Chemodenervation of trunk muscle(s); 6 or more muscles
CPT4 code
Name of the Procedure:
Chemodenervation of Trunk Muscle(s); 6 or More Muscles
Common Name(s): Botulinum Toxin Injection, Botox Injection for Muscle Spasticity
Summary
Chemodenervation of trunk muscles involves injecting a chemical substance, such as botulinum toxin (commonly known as Botox), into six or more muscles of the trunk to reduce muscle spasticity or abnormal muscle contractions. This is typically a minimally invasive outpatient procedure.
Purpose
Chemodenervation is mainly used to treat muscle spasticity, often resulting from conditions such as spinal cord injuries, multiple sclerosis, or cerebral palsy. The goal of the procedure is to relax the targeted muscles, thereby reducing pain, improving posture, and increasing functional ability.
Indications
- Persistent muscle spasms or spasticity in the trunk area
- Conditions like multiple sclerosis, cerebral palsy, and spinal cord injuries
- Chronic pain associated with muscle overuse
Preparation
- Patients may need to avoid certain medications, such as blood thinners, for a few days before the procedure.
- Pre-procedure assessments, including a physical exam and possibly imaging studies, are conducted to identify the specific muscles to be treated.
- Fasting is generally not required unless sedation is planned.
Procedure Description
- The patient is positioned comfortably, and the skin over the injection sites is cleaned and sterilized.
- A small needle is used to inject botulinum toxin into each of the identified muscles.
- The procedure might utilize electromyography (EMG) or ultrasound guidance to ensure accurate placement of the injections.

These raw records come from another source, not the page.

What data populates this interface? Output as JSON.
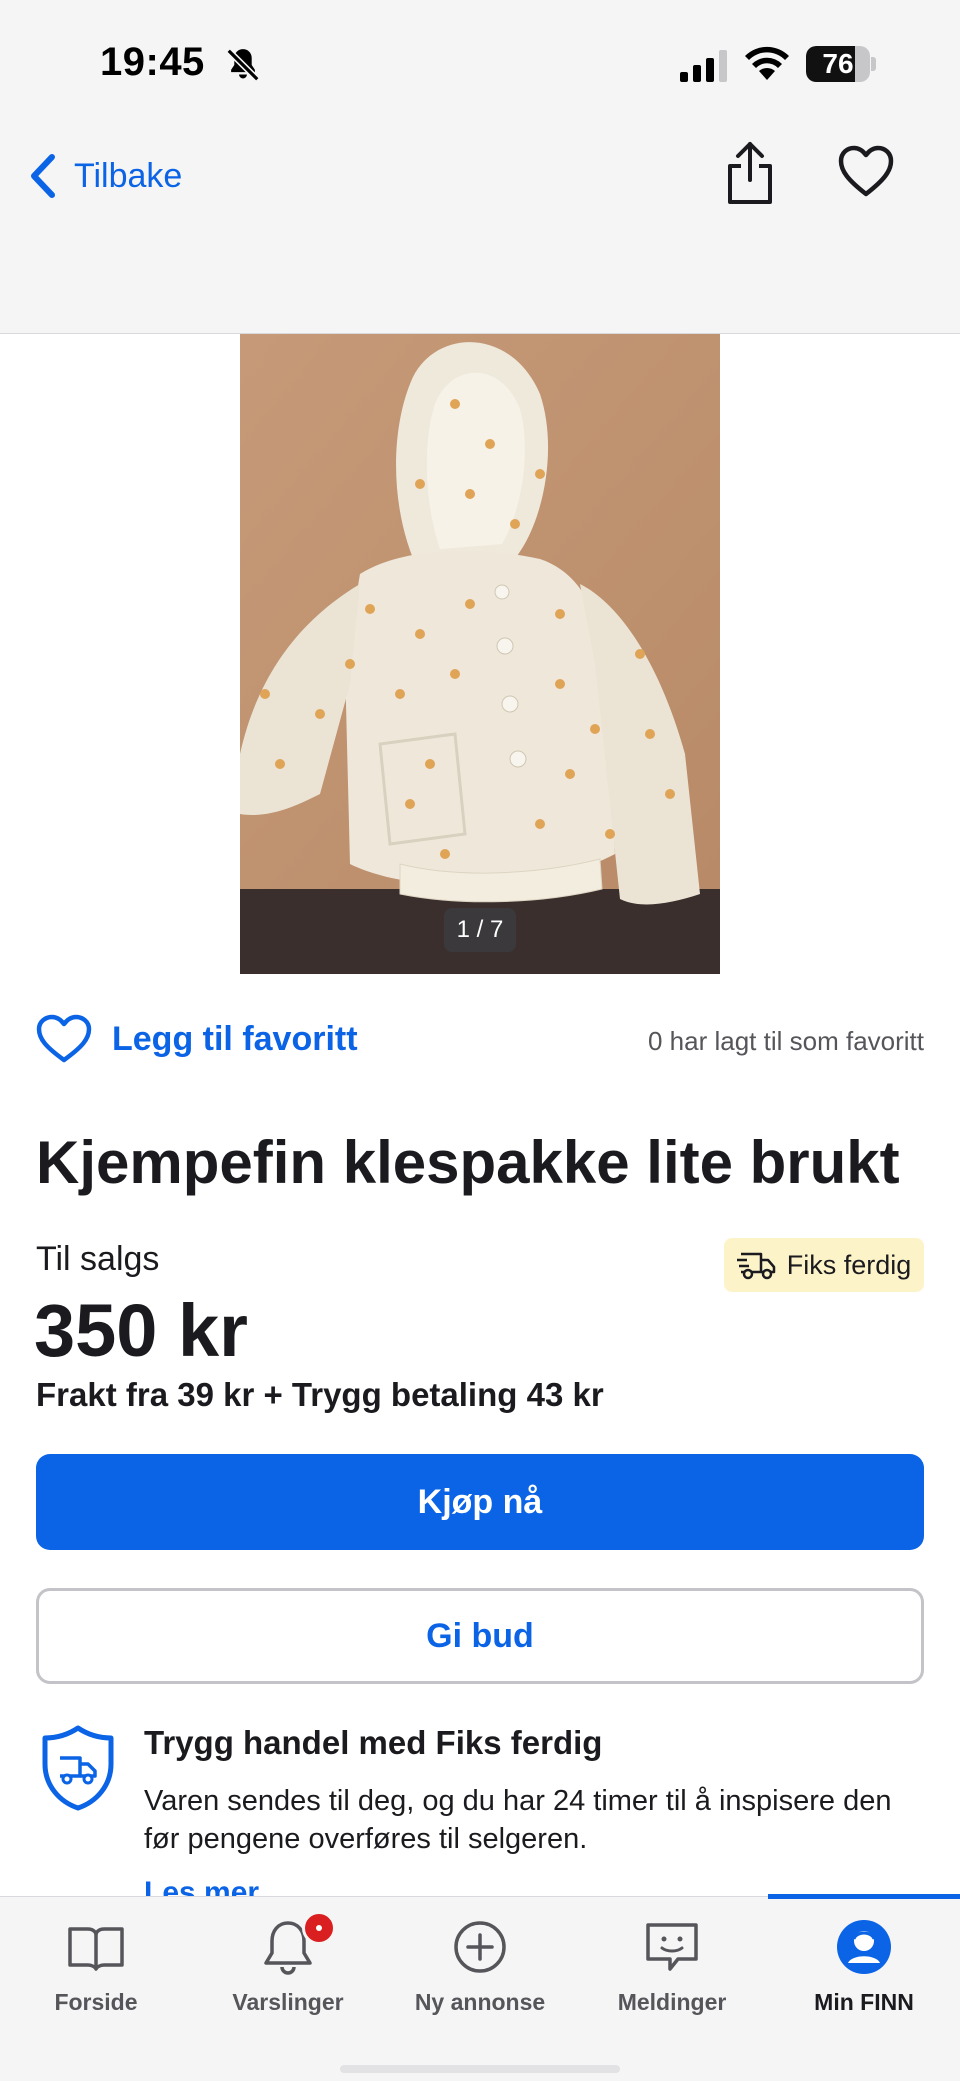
{
  "status_bar": {
    "time": "19:45",
    "battery_level": "76",
    "battery_fraction": 0.76
  },
  "nav": {
    "back_label": "Tilbake",
    "share_icon": "share-icon",
    "favorite_icon": "heart-outline-icon"
  },
  "gallery": {
    "counter": "1 / 7",
    "current": 1,
    "total": 7
  },
  "favorite": {
    "label": "Legg til favoritt",
    "count_text": "0 har lagt til som favoritt"
  },
  "listing": {
    "title": "Kjempefin klespakke lite brukt",
    "sale_label": "Til salgs",
    "price": "350 kr",
    "shipping": "Frakt fra 39 kr + Trygg betaling 43 kr",
    "badge": "Fiks ferdig"
  },
  "actions": {
    "buy_label": "Kjøp nå",
    "bid_label": "Gi bud"
  },
  "safe_trade": {
    "title": "Trygg handel med Fiks ferdig",
    "body": "Varen sendes til deg, og du har 24 timer til å inspisere den før pengene overføres til selgeren.",
    "link": "Les mer"
  },
  "tabbar": {
    "items": [
      {
        "label": "Forside",
        "icon": "book-icon"
      },
      {
        "label": "Varslinger",
        "icon": "bell-icon"
      },
      {
        "label": "Ny annonse",
        "icon": "plus-circle-icon"
      },
      {
        "label": "Meldinger",
        "icon": "chat-icon"
      },
      {
        "label": "Min FINN",
        "icon": "profile-icon",
        "active": true
      }
    ]
  },
  "colors": {
    "brand_blue": "#0b63e5",
    "badge_yellow": "#fdf3c9",
    "notification_red": "#d91f1f"
  }
}
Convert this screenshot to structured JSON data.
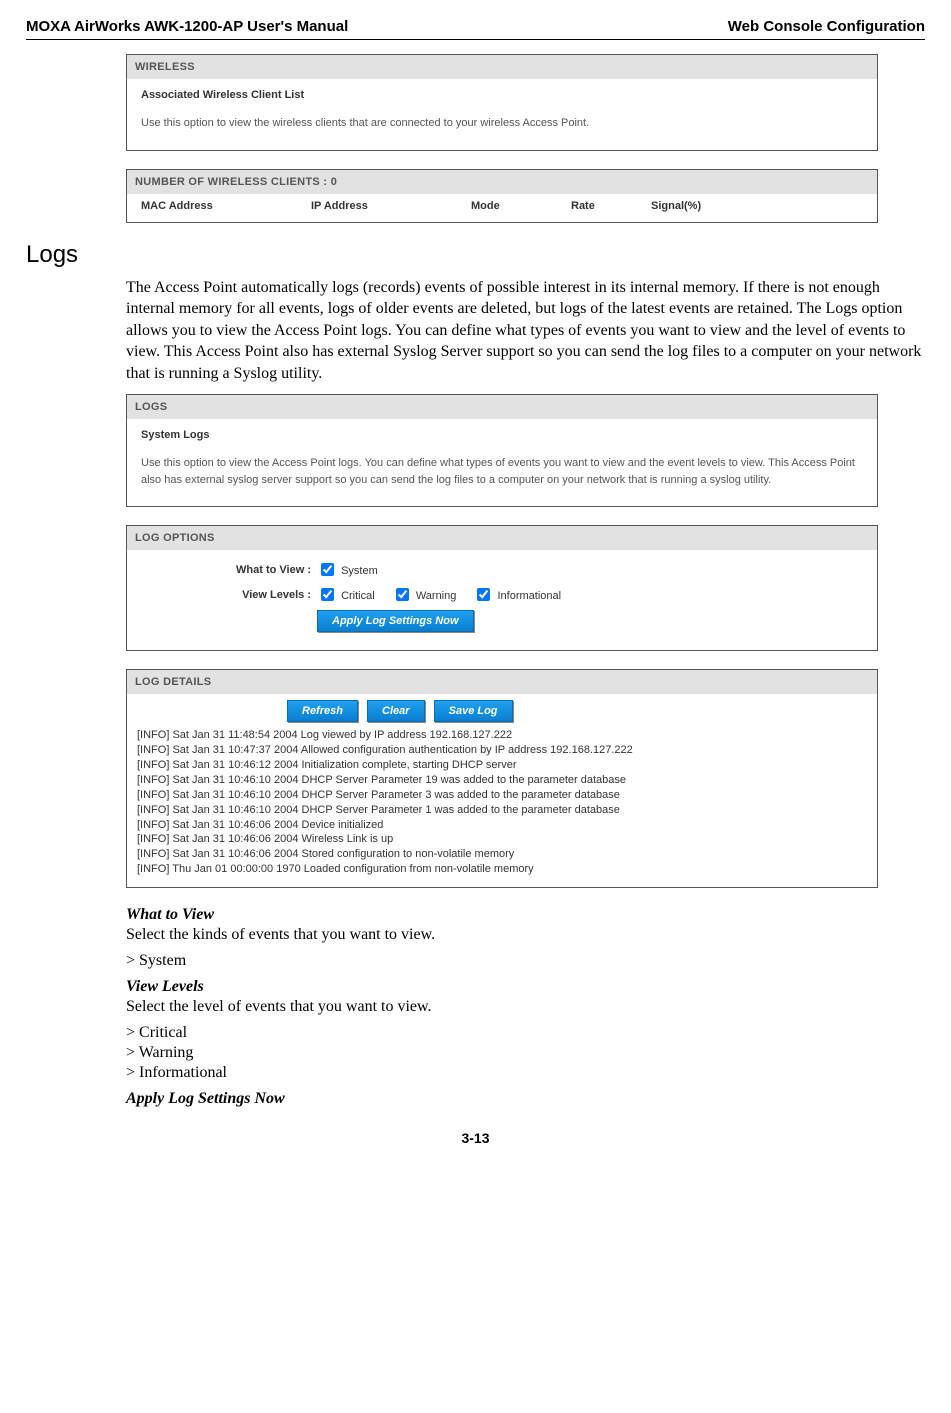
{
  "header": {
    "left": "MOXA AirWorks AWK-1200-AP User's Manual",
    "right": "Web Console Configuration"
  },
  "wirelessPanel": {
    "title": "WIRELESS",
    "sub": "Associated Wireless Client List",
    "desc": "Use this option to view the wireless clients that are connected to your wireless Access Point."
  },
  "clientsPanel": {
    "title": "NUMBER OF WIRELESS CLIENTS : 0",
    "cols": [
      "MAC Address",
      "IP Address",
      "Mode",
      "Rate",
      "Signal(%)"
    ]
  },
  "logsSection": {
    "heading": "Logs",
    "para": "The Access Point automatically logs (records) events of possible interest in its internal memory. If there is not enough internal memory for all events, logs of older events are deleted, but logs of the latest events are retained. The Logs option allows you to view the Access Point logs. You can define what types of events you want to view and the level of events to view. This Access Point also has external Syslog Server support so you can send the log files to a computer on your network that is running a Syslog utility."
  },
  "logsPanel": {
    "title": "LOGS",
    "sub": "System Logs",
    "desc": "Use this option to view the Access Point logs. You can define what types of events you want to view and the event levels to view. This Access Point also has external syslog server support so you can send the log files to a computer on your network that is running a syslog utility."
  },
  "logOptions": {
    "title": "LOG OPTIONS",
    "whatLabel": "What to View :",
    "viewLabel": "View Levels :",
    "systemLabel": "System",
    "criticalLabel": "Critical",
    "warningLabel": "Warning",
    "infoLabel": "Informational",
    "applyBtn": "Apply Log Settings Now"
  },
  "logDetails": {
    "title": "LOG DETAILS",
    "refresh": "Refresh",
    "clear": "Clear",
    "save": "Save Log",
    "lines": [
      "[INFO] Sat Jan 31 11:48:54 2004 Log viewed by IP address 192.168.127.222",
      "[INFO] Sat Jan 31 10:47:37 2004 Allowed configuration authentication by IP address 192.168.127.222",
      "[INFO] Sat Jan 31 10:46:12 2004 Initialization complete, starting DHCP server",
      "[INFO] Sat Jan 31 10:46:10 2004 DHCP Server Parameter 19 was added to the parameter database",
      "[INFO] Sat Jan 31 10:46:10 2004 DHCP Server Parameter 3 was added to the parameter database",
      "[INFO] Sat Jan 31 10:46:10 2004 DHCP Server Parameter 1 was added to the parameter database",
      "[INFO] Sat Jan 31 10:46:06 2004 Device initialized",
      "[INFO] Sat Jan 31 10:46:06 2004 Wireless Link is up",
      "[INFO] Sat Jan 31 10:46:06 2004 Stored configuration to non-volatile memory",
      "[INFO] Thu Jan 01 00:00:00 1970 Loaded configuration from non-volatile memory"
    ]
  },
  "trailing": {
    "whatTitle": "What to View",
    "whatDesc": "Select the kinds of events that you want to view.",
    "whatItem": "> System",
    "viewTitle": "View Levels",
    "viewDesc": "Select the level of events that you want to view.",
    "viewItems": [
      "> Critical",
      "> Warning",
      "> Informational"
    ],
    "applyTitle": "Apply Log Settings Now"
  },
  "pageNum": "3-13"
}
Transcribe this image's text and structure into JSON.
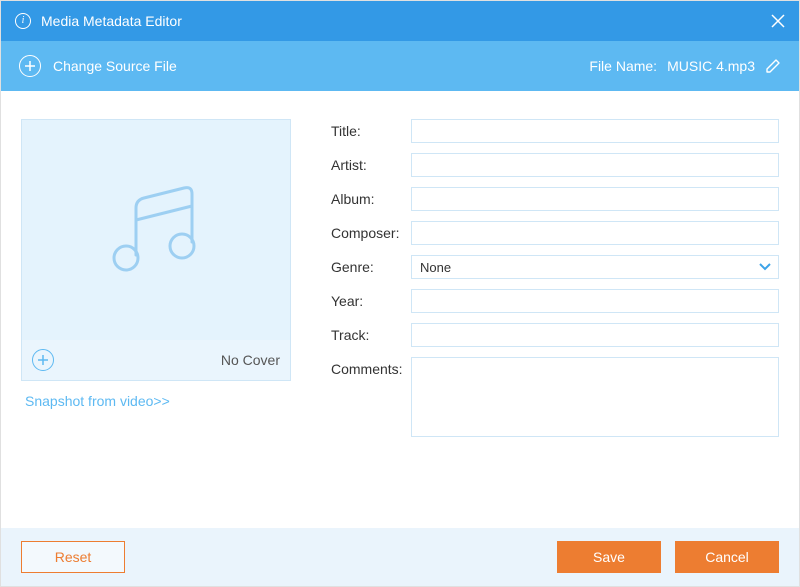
{
  "titlebar": {
    "title": "Media Metadata Editor"
  },
  "toolbar": {
    "change_source_label": "Change Source File",
    "file_name_label": "File Name:",
    "file_name_value": "MUSIC 4.mp3"
  },
  "cover": {
    "no_cover_label": "No Cover",
    "snapshot_link": "Snapshot from video>>"
  },
  "form": {
    "title_label": "Title:",
    "artist_label": "Artist:",
    "album_label": "Album:",
    "composer_label": "Composer:",
    "genre_label": "Genre:",
    "year_label": "Year:",
    "track_label": "Track:",
    "comments_label": "Comments:",
    "title_value": "",
    "artist_value": "",
    "album_value": "",
    "composer_value": "",
    "genre_value": "None",
    "year_value": "",
    "track_value": "",
    "comments_value": ""
  },
  "footer": {
    "reset_label": "Reset",
    "save_label": "Save",
    "cancel_label": "Cancel"
  }
}
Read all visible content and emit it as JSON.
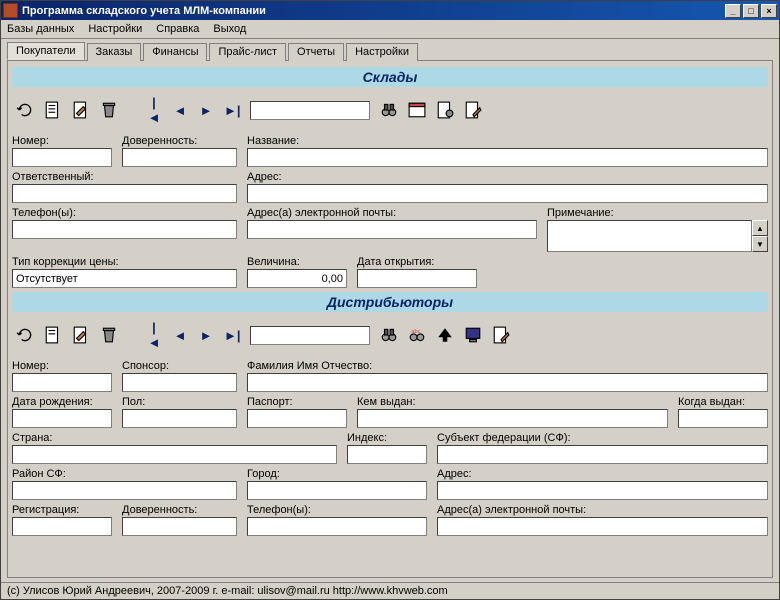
{
  "window": {
    "title": "Программа складского учета МЛМ-компании",
    "btn_min": "_",
    "btn_max": "□",
    "btn_close": "×"
  },
  "menu": [
    "Базы данных",
    "Настройки",
    "Справка",
    "Выход"
  ],
  "tabs": [
    "Покупатели",
    "Заказы",
    "Финансы",
    "Прайс-лист",
    "Отчеты",
    "Настройки"
  ],
  "activeTab": 0,
  "section1": {
    "title": "Склады",
    "search_value": "",
    "fields": {
      "number": "Номер:",
      "power": "Доверенность:",
      "name_lbl": "Название:",
      "responsible": "Ответственный:",
      "address": "Адрес:",
      "phones": "Телефон(ы):",
      "emails": "Адрес(а) электронной почты:",
      "note": "Примечание:",
      "price_correction": "Тип коррекции цены:",
      "value": "Величина:",
      "open_date": "Дата открытия:",
      "correction_value": "Отсутствует",
      "value_num": "0,00"
    }
  },
  "section2": {
    "title": "Дистрибьюторы",
    "search_value": "",
    "fields": {
      "number": "Номер:",
      "sponsor": "Спонсор:",
      "fio": "Фамилия Имя Отчество:",
      "birthdate": "Дата рождения:",
      "sex": "Пол:",
      "passport": "Паспорт:",
      "issued_by": "Кем выдан:",
      "when_issued": "Когда выдан:",
      "country": "Страна:",
      "index": "Индекс:",
      "subject": "Субъект федерации (СФ):",
      "district": "Район СФ:",
      "city": "Город:",
      "address": "Адрес:",
      "registration": "Регистрация:",
      "power": "Доверенность:",
      "phones": "Телефон(ы):",
      "emails": "Адрес(а) электронной почты:"
    }
  },
  "statusbar": "(c) Улисов Юрий Андреевич, 2007-2009 г.   e-mail: ulisov@mail.ru   http://www.khvweb.com"
}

- Depending on the patient's need, local anesthesia or mild sedation may be administered to minimize discomfort.
Duration
The procedure usually takes about 30 to 60 minutes, depending on the number of muscles being treated.
Setting
Chemodenervation is typically performed in an outpatient clinic or a specialized medical center.
Personnel
- A neurologist or a physical medicine and rehabilitation physician typically performs the procedure.
- A nurse or medical assistant may be present to assist.
Risks and Complications
- Common risks: bruising, pain at the injection site, temporary weakness
- Rare risks: allergic reactions, infection, unintended muscle paralysis
- Possible complications are managed through supportive care and follow-up visits.
Benefits
- Reduction in muscle spasticity, leading to decreased pain and improved functional mobility
- Effects are usually noticeable within a few days to a week and may last several months
Recovery
- Patients can usually go home shortly after the procedure.
- Mild soreness at the injection sites can be managed with over-the-counter pain medications.
- Normal activities can often be resumed within a day or two, although strenuous activities should be avoided for a few days.
- Follow-up appointments may be necessary to assess the effectiveness of the treatment and determine if additional injections are required.
Alternatives
- Physical therapy and exercise
- Oral muscle relaxants or antispasticity medications
- Surgical interventions in severe cases
- Pros: Non-invasive options like physical therapy carry fewer risks
- Cons: Alternatives may not be as effective in severe cases or may have other side effects
Patient Experience
During the procedure, the patient might feel mild discomfort from the needle pricks. Post-procedure, some soreness and temporary weakness can be expected. Pain management, if needed, is generally minimal and effective with over-the-counter medications. Most patients report significant relief from spasticity and improved quality of life within a week following the injections.